En este momento de su narración, Schahrazada se detuvo, y el rey Schahriar, entristecido, le dijo: «¡Oh Schahrazada! El ejemplo del pastor me da verdaderamente en qué pensar. ¡Y no sé si lo mejor para mí sería retirarme á una gruta, y huir para siempre de las preocupaciones de mi reino, y no tener más ocupación que apacentar ovejas! ¡Pero antes quiero oir cómo continúa la Historia de los Animales y las Aves!»
PERO CUANDO LLEGÓ
LA 148.ª NOCHE
Schahrazada dijo:
Se cuenta en uno de mis libros antiguos, ¡oh rey afortunado! que un martín pescador estaba un día á orillas de un río y observaba atentamente, alargando el pescuezo, la corriente del agua.
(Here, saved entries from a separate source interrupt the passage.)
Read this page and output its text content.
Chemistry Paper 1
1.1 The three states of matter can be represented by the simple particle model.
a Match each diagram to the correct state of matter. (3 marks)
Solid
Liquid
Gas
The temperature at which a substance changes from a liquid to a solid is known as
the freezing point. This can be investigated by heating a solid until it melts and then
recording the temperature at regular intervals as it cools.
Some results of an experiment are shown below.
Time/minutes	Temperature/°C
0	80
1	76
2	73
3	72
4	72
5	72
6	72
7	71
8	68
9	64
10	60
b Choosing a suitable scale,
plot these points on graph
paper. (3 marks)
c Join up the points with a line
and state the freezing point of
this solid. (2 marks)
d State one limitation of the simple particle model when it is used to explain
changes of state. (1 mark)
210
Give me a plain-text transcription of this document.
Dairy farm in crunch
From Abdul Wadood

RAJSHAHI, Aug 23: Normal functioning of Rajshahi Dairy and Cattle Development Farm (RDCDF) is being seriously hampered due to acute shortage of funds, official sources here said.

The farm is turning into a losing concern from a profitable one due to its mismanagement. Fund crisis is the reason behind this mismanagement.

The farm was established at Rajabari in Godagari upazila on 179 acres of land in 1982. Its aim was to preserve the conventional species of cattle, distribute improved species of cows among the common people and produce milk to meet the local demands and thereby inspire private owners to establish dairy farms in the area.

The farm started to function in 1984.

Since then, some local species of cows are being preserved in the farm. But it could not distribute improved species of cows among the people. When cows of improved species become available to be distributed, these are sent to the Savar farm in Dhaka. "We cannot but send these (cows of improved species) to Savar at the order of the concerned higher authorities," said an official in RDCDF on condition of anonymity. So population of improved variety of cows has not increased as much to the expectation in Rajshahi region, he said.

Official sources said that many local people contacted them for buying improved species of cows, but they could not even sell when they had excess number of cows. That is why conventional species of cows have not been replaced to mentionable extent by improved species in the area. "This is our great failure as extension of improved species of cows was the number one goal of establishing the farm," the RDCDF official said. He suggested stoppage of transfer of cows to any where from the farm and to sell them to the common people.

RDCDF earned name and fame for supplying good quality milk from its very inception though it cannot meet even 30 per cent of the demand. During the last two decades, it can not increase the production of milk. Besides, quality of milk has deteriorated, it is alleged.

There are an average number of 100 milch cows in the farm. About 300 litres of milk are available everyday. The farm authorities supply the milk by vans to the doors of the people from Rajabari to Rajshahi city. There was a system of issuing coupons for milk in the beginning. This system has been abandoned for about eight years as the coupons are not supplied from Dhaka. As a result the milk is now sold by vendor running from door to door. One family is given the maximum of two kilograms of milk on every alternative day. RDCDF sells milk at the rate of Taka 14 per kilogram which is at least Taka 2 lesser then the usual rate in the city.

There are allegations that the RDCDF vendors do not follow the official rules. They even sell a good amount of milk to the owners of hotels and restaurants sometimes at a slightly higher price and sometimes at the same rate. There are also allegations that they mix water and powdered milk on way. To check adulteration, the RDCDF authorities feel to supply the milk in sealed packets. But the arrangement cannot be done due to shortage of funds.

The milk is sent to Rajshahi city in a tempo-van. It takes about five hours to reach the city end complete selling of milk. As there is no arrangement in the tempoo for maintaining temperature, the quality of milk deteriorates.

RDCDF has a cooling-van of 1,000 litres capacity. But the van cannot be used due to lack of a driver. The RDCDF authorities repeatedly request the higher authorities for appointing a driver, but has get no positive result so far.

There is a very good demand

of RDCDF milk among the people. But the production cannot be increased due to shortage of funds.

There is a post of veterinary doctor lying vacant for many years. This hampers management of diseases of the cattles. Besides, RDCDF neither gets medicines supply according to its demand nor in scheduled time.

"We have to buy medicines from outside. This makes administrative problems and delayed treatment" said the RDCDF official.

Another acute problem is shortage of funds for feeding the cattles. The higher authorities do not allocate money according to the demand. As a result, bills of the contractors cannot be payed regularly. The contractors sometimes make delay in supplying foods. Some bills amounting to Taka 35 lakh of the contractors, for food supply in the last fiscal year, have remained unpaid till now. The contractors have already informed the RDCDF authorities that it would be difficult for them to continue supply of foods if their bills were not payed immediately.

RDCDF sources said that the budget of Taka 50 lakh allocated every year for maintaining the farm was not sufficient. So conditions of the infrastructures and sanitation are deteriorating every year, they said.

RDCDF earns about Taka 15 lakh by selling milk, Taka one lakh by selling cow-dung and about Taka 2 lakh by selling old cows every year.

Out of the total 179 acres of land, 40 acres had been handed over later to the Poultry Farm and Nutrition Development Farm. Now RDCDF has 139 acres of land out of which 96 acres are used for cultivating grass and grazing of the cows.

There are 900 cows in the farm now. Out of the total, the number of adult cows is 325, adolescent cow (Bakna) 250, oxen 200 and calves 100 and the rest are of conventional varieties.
Pues tal era el oficio que le permitía ganarse la vida y alimentar á sus hijos, y lo ejercía sin pereza, desempeñando honradamente su profesión.
Y mientras vigilaba de tal modo el menor remolino y la ondulación más leve, vió deslizarse por delante de él, y detenerse contra la peña en que estaba observando, un cuerpo muerto de la raza humana. Entonces lo examinó, y viendo que tenía heridas de importancia en todos sus miembros y rastros de lanzazos y sablazos, pensó para sí: «¡Debe ser algún bandido al cual han hecho expiar sus fechorías!» Después levantó las alas y saludó al Retribuidor, diciendo: «¡Bendito sea Aquel que hace servir á los malos después de muertos para el bienestar de sus buenos servidores!» Y se dispuso á precipitarse sobre el cuerpo para arrancarle algunos pedazos y llevárselos á sus crías, y comérselos con ellas. Pero en seguida vió que el cielo se oscurecía por encima de él con una nube de grandes aves de rapiña, como buitres y gavilanes, que empezaron á dar vueltas en grandes círculos, acercándose cada vez más.
Al ver aquello, el martín pescador se sintió sobrecogido del temor de que lo devorasen aquellos lobos del aire, y se apresuró á largarse á todo vuelo lejos de allí. Y pasadas muchas horas se detuvo en la copa de un árbol que se hallaba en medio del río, hacia su desembocadura, y aguardó allí á que la corriente arrastrara hasta aquel sitio el cuerpo flotante. Y muy entristecido, se puso á pensar en las vicisitudes y en la inconstancia de la suerte. Y se decía: «He aquí que me veo obligado á alejarme de mi país y de la orilla que me vió nacer, y en la cual están mis hijos y mi esposa. ¡Ah, cuán vano es el mundo! ¡Y cuánto más vano todavía el que se deja engañar por sus exterioridades, y confiando en la buena suerte vive al día, sin ocuparse del mañana! ¡Si yo hubiese sido más prudente habría hacinado provisiones para los días de necesidad como el de hoy, y los lobos del aire no me habrían asustado al haber venido á disputarme mis ganancias! ¡Pero el sabio nos aconseja la paciencia en tales trances! ¡Tengámosla, pues!»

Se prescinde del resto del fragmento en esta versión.